We know that we went into the pandemic with female employment at a record level and with the disability employment gap shrinking. Will my hon. Friend update the House on the work that she is undertaking with the Department for Work and Pensions to make sure that women, disabled people and BAME people are not disadvantaged when we come out of the pandemic?
As we discussed at the Women and Equalities Committee a few weeks ago, this is something that the Government Equalities Office is very much alive to. I am working with equalities Ministers across various Departments to see how the interventions that we are making are not going to impact on those groups who are most vulnerable, and I will continue to update her on that work.
I welcome Charlotte Nichols to her first outing at the Dispatch Box.
Thank you, Mr Speaker.
There are over 600,000 people in work who are clinically extremely vulnerable. Current shielding guidance states that if they cannot work from home, they should not go to their usual place of work, but this does not entitle them to be furloughed. This means that many disabled people have had to ask their employer to put them on furlough in order to receive financial support. Where employers have refused to do so, an estimated 22% of disabled employees have had to choose between their lives and their livelihoods. Does the Minister think that this is fair?
As the hon. Lady will know, the pandemic has affected many different groups in very bad ways, and we have done everything we can to support them. Specifically on disabled people, we have done quite a lot in looking at the benefits that they have and providing support in many other ways, including employment support. These are the ways that we are protecting those people who are being disproportionately impacted. I am sure that my hon. Friend the Minister for Disabled People, Health and Work, who is also in the House today, is going to be answering more questions on our disabled strategy, and perhaps he will be able to provide more information specifically from a Department for Work and Pensions perspective.
We are committed to a fairer society. In July, the Government set up the Commission on Race and Ethnic Disparities, which is reviewing inequality in the UK, focusing on areas that include education, employment, health and the criminal justice system. The commission is looking at outcomes for the whole population and is due to report at the end of the year.

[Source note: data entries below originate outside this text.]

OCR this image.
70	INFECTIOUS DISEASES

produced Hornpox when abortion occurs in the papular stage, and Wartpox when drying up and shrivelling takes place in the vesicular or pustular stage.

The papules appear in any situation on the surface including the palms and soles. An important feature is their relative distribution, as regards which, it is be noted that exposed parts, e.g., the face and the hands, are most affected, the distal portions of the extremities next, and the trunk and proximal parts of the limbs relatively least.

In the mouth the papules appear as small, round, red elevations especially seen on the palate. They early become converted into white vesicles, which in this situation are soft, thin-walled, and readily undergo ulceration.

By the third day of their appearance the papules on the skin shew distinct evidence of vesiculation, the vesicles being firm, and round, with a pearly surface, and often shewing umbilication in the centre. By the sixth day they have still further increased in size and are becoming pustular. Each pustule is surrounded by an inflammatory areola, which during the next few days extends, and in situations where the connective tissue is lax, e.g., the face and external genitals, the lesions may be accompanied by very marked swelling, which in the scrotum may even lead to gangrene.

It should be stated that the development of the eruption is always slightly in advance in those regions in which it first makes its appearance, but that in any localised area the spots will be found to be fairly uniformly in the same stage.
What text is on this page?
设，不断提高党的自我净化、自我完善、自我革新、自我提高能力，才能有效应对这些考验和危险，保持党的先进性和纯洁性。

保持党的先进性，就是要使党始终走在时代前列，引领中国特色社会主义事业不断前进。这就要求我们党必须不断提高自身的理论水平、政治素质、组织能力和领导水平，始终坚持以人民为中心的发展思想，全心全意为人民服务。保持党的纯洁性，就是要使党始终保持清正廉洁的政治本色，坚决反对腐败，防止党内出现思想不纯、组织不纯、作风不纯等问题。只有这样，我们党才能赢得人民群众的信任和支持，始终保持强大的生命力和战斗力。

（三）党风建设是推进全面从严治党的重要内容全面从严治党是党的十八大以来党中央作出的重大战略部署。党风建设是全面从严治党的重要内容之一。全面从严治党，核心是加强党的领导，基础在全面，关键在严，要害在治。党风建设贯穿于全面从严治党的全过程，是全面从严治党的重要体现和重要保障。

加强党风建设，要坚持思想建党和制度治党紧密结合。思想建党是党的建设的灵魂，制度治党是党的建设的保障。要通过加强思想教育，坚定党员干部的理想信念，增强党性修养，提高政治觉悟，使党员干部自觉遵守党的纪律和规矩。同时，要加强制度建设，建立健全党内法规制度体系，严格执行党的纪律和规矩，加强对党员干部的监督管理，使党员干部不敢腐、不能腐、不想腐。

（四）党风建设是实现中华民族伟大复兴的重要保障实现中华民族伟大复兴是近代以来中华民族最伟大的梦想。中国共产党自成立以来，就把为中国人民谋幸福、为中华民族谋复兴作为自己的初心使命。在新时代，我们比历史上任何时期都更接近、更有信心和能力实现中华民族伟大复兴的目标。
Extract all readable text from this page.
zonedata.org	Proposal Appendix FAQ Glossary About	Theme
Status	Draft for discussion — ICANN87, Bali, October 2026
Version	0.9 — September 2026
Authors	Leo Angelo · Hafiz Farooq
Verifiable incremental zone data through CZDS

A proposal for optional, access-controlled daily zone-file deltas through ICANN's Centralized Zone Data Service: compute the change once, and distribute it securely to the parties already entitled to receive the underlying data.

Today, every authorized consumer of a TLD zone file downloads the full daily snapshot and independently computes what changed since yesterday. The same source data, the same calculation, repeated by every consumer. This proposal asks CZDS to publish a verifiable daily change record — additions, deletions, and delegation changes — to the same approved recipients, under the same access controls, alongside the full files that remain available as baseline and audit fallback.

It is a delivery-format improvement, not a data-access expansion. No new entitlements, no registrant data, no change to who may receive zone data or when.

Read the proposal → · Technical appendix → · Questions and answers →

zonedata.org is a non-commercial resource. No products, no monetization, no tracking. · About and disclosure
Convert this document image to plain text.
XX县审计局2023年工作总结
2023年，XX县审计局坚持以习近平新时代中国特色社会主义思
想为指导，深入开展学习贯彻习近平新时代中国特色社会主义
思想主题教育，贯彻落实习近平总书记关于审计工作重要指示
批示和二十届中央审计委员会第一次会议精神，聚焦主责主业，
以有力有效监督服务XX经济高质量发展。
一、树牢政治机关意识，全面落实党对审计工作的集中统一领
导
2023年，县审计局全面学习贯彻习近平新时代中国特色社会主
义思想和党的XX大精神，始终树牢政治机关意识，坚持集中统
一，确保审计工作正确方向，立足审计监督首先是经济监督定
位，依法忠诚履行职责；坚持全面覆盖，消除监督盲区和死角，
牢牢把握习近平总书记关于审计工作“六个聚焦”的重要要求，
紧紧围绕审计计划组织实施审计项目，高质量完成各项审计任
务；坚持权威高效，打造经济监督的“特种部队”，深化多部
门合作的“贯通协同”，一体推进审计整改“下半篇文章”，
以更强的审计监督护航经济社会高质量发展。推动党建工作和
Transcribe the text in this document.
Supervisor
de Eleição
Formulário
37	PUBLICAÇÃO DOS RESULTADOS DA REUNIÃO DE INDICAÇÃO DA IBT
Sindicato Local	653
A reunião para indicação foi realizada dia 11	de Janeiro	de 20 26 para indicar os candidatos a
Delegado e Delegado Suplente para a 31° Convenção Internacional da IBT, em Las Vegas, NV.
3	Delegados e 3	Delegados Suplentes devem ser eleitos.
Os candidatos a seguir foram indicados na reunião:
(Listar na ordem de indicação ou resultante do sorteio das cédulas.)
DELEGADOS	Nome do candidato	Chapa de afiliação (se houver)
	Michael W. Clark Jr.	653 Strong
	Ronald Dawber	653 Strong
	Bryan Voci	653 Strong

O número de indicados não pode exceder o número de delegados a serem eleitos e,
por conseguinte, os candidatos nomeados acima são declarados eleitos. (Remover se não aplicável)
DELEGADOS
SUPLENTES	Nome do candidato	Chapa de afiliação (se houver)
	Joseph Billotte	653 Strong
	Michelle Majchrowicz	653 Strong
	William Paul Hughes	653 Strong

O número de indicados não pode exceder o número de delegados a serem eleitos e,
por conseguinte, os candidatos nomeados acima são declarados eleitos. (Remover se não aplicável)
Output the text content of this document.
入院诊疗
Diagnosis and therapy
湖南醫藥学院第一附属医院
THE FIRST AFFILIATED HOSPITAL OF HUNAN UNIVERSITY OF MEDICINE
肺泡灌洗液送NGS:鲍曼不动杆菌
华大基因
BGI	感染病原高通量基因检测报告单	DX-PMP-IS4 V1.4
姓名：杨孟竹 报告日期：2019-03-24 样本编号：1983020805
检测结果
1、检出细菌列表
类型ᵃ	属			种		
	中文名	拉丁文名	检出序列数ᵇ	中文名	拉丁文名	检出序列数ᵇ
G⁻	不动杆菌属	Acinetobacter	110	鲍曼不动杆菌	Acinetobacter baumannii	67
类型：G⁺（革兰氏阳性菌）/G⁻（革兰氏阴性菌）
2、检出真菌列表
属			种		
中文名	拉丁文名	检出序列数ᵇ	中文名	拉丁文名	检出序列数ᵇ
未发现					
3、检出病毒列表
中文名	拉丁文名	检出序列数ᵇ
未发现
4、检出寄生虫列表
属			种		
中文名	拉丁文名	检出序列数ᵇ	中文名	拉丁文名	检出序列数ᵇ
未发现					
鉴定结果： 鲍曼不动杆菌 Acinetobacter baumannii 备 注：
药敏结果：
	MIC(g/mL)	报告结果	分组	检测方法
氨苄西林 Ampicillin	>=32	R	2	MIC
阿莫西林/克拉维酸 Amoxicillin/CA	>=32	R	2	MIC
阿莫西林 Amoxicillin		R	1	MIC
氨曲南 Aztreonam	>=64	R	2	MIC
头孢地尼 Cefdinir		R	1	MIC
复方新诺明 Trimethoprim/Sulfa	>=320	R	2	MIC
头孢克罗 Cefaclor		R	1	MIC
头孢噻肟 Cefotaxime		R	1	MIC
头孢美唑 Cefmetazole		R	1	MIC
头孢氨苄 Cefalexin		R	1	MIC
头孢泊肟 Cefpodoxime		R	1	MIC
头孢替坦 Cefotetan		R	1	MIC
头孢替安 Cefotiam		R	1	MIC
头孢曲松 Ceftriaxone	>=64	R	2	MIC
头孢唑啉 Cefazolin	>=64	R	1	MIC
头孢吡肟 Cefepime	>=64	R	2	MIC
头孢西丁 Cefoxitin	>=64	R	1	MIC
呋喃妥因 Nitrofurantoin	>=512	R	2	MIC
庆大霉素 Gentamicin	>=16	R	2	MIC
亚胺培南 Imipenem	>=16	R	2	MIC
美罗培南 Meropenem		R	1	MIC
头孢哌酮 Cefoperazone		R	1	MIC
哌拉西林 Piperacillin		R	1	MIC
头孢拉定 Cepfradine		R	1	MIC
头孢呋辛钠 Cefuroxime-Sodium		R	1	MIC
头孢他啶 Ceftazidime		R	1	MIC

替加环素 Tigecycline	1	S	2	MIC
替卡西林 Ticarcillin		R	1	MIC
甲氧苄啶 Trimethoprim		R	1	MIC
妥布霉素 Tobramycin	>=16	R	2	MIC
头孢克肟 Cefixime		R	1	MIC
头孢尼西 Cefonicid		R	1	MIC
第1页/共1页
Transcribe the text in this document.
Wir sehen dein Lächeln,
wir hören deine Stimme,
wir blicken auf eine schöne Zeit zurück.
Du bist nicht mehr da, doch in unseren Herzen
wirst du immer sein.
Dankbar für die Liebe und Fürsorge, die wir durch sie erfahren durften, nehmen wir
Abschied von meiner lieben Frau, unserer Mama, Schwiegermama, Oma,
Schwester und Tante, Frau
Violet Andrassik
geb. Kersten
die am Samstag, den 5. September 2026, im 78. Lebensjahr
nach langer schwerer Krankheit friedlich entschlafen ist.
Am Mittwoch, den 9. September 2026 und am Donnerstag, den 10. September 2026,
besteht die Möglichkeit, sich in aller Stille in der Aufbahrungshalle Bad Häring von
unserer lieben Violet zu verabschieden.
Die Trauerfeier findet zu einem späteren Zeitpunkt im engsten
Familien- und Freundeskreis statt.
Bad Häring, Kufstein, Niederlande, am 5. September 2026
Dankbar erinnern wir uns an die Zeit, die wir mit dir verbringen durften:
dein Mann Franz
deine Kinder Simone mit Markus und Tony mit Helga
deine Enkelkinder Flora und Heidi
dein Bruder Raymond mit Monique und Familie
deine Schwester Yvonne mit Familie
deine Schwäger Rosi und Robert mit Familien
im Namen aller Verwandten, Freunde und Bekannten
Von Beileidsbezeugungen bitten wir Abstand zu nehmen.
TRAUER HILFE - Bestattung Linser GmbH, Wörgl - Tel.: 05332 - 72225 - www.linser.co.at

This year, one of the issues about which I received the most correspondence was the Black Lives Matter movement and the death of George Floyd. A key thing that came across was that my constituents want to ensure that what we teach in schools is properly representative of the role that black Britons and other people of colour have played in our history. Today, the “Black Curriculum” report, led by Dr Jason Arday of Durham University, has concluded that the national curriculum in England
“systematically omits the contribution of Black British history”.
Will the Minister speak to the Secretary of State for Education, urge him to work with colleagues in the devolved Administrations, such as Kirsty Williams in Wales, and ensure that we have a truly reflective curriculum?
I have not seen the report that the hon. Lady refers to, but I will look at it with interest, decide, from an equalities perspective, whether I agree with the conclusions that have been made, and then speak to the Secretary of State for Education about it.
I thank the hon. Gentleman for his question. As I said in a recent debate on this topic, we do not accept the premise that the curriculum in this country is colonised. While I am always very interested in hearing the viewpoints about how we can improve the curriculum, there are certain premises that we simply will not accept.
Sexual and reproductive health services have remained open during the pandemic. Services are maintaining access during this time through scaling up of online services. Guidance from the Faculty of Sexual and Reproductive Healthcare sets out that local pathways for urgent referral for vulnerable groups, including via young people’s outreach, should be maintained.